A new era in the Middle East was launched Tuesday night, as Prime Minister Benjamin Netanyahu and his conservative-religious coalition partners took their oaths of office under governing guidelines nearly universally condemned in the Arab world.
Despite a soothing inaugural speech calling on Israel’s Arab neighbors to “widen the circle of peace” and enter negotiations with no preconditions, Netanyahu was lambasted by Arab commentators from Algeria to the Persian Gulf, even before he made his first official move.
“Let us conduct direct negotiations for peace, negotiations that will carry the Middle East to an era of stability and prosperity, negotiations without preconditions,” Netanyahu said from the podium of the Knesset.
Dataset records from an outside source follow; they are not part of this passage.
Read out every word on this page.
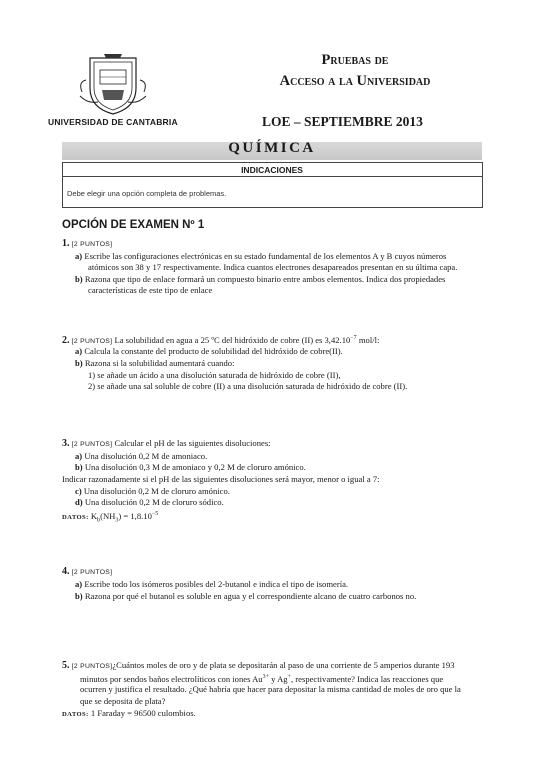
UNIVERSIDAD DE CANTABRIA
Pruebas de
Acceso a la Universidad
LOE – SEPTIEMBRE 2013
QUÍMICA
INDICACIONES
Debe elegir una opción completa de problemas.
OPCIÓN DE EXAMEN Nº 1
1. [2 PUNTOS]
a) Escribe las configuraciones electrónicas en su estado fundamental de los elementos A y B cuyos números
atómicos son 38 y 17 respectivamente. Indica cuantos electrones desapareados presentan en su última capa.
b) Razona que tipo de enlace formará un compuesto binario entre ambos elementos. Indica dos propiedades
características de este tipo de enlace
2. [2 PUNTOS] La solubilidad en agua a 25 ºC del hidróxido de cobre (II) es $3,42.10^{-7}$ mol/l:
a) Calcula la constante del producto de solubilidad del hidróxido de cobre(II).
b) Razona si la solubilidad aumentará cuando:
1) se añade un ácido a una disolución saturada de hidróxido de cobre (II),
2) se añade una sal soluble de cobre (II) a una disolución saturada de hidróxido de cobre (II).
3. [2 PUNTOS] Calcular el pH de las siguientes disoluciones:
a) Una disolución 0,2 M de amoniaco.
b) Una disolución 0,3 M de amoniaco y 0,2 M de cloruro amónico.
Indicar razonadamente si el pH de las siguientes disoluciones será mayor, menor o igual a 7:
c) Una disolución 0,2 M de cloruro amónico.
d) Una disolución 0,2 M de cloruro sódico.
DATOS: $K_b(NH_3) = 1,8.10^{-5}$
4. [2 PUNTOS]
a) Escribe todo los isómeros posibles del 2-butanol e indica el tipo de isomería.
b) Razona por qué el butanol es soluble en agua y el correspondiente alcano de cuatro carbonos no.
5. [2 PUNTOS]¿Cuántos moles de oro y de plata se depositarán al paso de una corriente de 5 amperios durante 193
minutos por sendos baños electrolíticos con iones $Au^{3+}$ y Ag+, respectivamente? Indica las reacciones que
ocurren y justifica el resultado. ¿Qué habría que hacer para depositar la misma cantidad de moles de oro que la
que se deposita de plata?
DATOS: 1 Faraday = 96500 culombios.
“That is the key: There are no preconditions! Each side can present its concepts and positions without forcing the other side to accept these conditions in advance,” Netanyahu said. “We can reach a real peace with our neighbors.”
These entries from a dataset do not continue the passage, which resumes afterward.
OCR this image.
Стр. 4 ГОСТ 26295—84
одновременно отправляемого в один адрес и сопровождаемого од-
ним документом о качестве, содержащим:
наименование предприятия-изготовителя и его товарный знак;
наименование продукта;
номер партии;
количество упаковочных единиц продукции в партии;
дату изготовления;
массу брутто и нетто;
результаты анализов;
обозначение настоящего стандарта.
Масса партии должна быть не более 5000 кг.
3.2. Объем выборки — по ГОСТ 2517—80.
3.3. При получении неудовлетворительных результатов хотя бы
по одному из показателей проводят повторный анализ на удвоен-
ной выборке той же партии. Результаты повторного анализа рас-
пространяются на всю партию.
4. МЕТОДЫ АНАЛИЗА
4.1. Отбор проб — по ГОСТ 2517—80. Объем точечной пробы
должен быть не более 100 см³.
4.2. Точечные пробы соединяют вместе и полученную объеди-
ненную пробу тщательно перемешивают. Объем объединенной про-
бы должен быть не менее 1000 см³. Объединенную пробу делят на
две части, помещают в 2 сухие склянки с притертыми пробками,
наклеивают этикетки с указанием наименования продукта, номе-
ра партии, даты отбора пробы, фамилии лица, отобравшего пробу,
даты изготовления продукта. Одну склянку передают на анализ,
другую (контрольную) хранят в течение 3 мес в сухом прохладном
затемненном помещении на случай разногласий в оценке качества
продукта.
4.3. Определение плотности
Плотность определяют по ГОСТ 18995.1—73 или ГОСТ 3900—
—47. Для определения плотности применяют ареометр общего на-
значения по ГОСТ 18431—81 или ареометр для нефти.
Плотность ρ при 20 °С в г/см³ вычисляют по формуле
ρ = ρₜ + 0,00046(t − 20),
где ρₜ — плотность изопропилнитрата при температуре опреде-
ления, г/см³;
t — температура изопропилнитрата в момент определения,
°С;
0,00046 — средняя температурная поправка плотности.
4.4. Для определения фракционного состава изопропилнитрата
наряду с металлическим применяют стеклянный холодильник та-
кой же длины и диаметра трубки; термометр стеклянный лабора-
The policy guidelines signed by the coalition partners are a considerable departure from the land-for-peace approach of Prime Minister Shimon Peres, who left office last night with a warning to Netanyahu not to diverge from the path blazed by the out-going government.
“I fear, my friend the prime minister, that you will quickly discover that the platform on which you were elected cannot serve as a recipe for success and progress in the peace process,” Peres said in his farewell speech from the Knesset. “I hope you will continue to walk on the great path which has been prepared over the past four years.”
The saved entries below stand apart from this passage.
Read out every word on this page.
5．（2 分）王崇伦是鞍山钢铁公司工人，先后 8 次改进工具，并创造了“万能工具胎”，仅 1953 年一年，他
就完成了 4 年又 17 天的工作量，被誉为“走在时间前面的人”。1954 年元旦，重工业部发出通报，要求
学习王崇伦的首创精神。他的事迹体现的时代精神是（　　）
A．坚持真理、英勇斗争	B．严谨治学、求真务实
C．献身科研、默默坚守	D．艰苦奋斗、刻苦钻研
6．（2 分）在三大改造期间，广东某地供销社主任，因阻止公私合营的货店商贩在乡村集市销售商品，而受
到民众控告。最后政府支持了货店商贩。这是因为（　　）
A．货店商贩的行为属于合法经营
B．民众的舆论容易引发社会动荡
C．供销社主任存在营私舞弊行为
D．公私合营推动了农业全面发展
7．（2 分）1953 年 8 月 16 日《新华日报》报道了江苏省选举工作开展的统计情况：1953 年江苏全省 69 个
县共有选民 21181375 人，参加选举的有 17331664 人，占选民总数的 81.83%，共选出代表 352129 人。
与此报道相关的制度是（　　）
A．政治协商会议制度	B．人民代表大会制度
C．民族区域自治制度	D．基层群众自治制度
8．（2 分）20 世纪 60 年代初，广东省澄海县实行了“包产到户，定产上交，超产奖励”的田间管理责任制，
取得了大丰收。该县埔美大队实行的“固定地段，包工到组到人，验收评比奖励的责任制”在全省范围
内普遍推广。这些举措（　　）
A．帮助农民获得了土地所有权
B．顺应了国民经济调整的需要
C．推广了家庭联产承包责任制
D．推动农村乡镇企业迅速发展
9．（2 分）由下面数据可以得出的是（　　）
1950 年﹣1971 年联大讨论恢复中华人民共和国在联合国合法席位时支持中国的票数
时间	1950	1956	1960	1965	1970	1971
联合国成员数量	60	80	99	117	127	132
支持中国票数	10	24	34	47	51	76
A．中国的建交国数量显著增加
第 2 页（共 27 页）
Netanyahu, who squeaked past Peres in elections three weeks ago, vowed to put Israeli security above everything and seek peace with fewer concessions and more safeguards, something the Israeli left and the Arab world say is a chimera.
The guidelines rule out a Palestinian state or “any foreign sovereignty west of the Jordan River,” meaning the West Bank; oppose any right of Palestinians abroad to come live in the West Bank; declare that Israeli sovereignty over the Golan Heights will be the basis for an arrangement with Syria; assert that Jerusalem shall never be shared; insist that the Israeli army will have complete freedom of action to fight terror and support further Jewish settlement in the West Bank and Gaza Strip.
The Arab world, splintered since Iraq invaded Kuwait in 1990, this weekend will hold its first summit since then to confront the new Israeli government.